I guess I would still have preferred, though, that Braaten had made more explicit reference to the confessions in his attempts to put together principles of Lutheran theology. Those were lacking in his first work, and of course, still lack here since the other chapters were not revisited. In particular, for example, is a noticeable absence of seeing the place of Article IV in the Apology as a useful hermeneutic for Scripture.
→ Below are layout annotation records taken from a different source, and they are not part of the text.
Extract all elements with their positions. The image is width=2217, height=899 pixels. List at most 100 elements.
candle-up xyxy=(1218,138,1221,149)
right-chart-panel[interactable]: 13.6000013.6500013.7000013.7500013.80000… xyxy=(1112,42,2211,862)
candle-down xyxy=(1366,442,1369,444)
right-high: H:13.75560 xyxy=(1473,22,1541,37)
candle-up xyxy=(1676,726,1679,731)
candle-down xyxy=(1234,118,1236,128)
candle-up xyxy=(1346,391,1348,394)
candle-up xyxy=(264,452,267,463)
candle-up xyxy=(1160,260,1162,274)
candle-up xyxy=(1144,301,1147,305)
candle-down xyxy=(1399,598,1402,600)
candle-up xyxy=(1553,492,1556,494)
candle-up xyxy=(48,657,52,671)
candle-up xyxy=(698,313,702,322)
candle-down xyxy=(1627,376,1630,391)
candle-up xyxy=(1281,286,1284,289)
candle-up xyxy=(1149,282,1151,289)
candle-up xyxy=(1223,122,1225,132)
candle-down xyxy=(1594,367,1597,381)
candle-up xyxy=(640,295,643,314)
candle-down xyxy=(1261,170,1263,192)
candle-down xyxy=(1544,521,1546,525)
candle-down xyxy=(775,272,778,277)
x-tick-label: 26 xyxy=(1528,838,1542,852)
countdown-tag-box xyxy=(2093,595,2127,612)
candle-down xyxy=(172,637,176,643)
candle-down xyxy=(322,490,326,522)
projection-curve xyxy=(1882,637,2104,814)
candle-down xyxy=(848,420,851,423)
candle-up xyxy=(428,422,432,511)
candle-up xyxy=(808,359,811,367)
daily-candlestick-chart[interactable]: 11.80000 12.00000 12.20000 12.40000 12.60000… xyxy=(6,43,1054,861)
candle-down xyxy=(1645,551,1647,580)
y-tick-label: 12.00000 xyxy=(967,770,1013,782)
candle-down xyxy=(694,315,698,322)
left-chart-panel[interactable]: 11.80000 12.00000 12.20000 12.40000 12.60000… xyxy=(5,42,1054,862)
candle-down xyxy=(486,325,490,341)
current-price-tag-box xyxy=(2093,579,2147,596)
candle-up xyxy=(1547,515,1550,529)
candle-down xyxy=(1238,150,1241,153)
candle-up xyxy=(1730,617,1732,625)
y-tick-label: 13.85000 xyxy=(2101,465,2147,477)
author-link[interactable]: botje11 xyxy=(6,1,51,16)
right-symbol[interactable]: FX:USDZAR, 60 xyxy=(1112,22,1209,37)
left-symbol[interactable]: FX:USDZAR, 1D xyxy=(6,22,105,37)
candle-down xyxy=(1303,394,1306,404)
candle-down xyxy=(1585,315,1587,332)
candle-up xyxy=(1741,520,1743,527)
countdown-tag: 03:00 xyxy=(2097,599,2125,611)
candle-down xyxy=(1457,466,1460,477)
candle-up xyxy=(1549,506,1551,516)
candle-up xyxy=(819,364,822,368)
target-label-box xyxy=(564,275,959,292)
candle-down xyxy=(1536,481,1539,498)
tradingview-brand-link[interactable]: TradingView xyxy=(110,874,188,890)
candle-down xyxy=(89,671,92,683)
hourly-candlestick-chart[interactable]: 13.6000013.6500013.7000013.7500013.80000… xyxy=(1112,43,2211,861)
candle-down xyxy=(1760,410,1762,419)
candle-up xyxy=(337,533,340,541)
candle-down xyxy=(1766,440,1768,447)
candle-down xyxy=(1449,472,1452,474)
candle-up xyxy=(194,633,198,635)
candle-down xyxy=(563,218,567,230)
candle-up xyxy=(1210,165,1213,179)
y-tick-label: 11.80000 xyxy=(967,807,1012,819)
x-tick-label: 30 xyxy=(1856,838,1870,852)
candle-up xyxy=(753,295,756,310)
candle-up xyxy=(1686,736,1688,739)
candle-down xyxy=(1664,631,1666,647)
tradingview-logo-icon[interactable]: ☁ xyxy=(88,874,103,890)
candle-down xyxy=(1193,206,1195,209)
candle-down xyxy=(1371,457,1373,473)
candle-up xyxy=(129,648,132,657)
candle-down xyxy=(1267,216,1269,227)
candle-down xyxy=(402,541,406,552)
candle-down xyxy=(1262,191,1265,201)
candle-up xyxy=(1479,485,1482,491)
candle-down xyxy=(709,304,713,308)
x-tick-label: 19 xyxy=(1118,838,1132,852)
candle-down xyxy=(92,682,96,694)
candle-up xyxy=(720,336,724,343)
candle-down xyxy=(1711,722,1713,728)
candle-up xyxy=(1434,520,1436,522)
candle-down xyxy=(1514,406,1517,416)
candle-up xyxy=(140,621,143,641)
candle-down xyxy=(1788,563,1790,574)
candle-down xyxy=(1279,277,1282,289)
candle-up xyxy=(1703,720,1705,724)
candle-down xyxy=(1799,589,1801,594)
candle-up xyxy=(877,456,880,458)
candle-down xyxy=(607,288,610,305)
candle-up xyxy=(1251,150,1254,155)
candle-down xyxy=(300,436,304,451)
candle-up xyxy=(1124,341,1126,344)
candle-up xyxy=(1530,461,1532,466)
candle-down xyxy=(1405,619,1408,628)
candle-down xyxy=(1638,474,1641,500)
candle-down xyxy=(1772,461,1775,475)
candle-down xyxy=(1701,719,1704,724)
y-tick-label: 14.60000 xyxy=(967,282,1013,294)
To be sure, he cites the shibboleth of justification by faith alone and all the solas, but the substance is not as crisp or clear as it might otherwise be had he gone to explore how Apology IV helps provide a hermeneutic over the real problematic alternative-opinio legis, our leaning toward the law in biblical hermeneutics.

This is also apparent to me in his treatment of the teaching on ministry. Rather than seeing the ministry as an issue of old vs. new (as in 2 Corinthians, for example), he sees ministry as dichotomized between high church (ordained) over low church (laity) (53ff.) He cites AC VII, but the issue here is AC V-and again, seeing the fuller treatment of ministry in Apology IV (which took up articles IV, V, VI, and XX) would have been useful.

And again, this distinction of law and gospel might have provided keener insights on the treatment of the two-kingdoms, seeing them as “both kingdoms” of God but different ways that God deals with the world-as different as justice and mercy. To be sure, Braaten is on track with this to some degree, but an authentic Lutheran view here is hard to discern from the larger impetus of Karl Barth (Barth receives almost as many notations as Luther).

Why not, when articulating principles of Lutheran theology, truly go ad fontes and bring the freshness of the Lutheran confessions to bear on the signs of our times today? I think that is still possible-and still liberating and ecumenical and refreshing in the promise of the gospel of Jesus the Christ.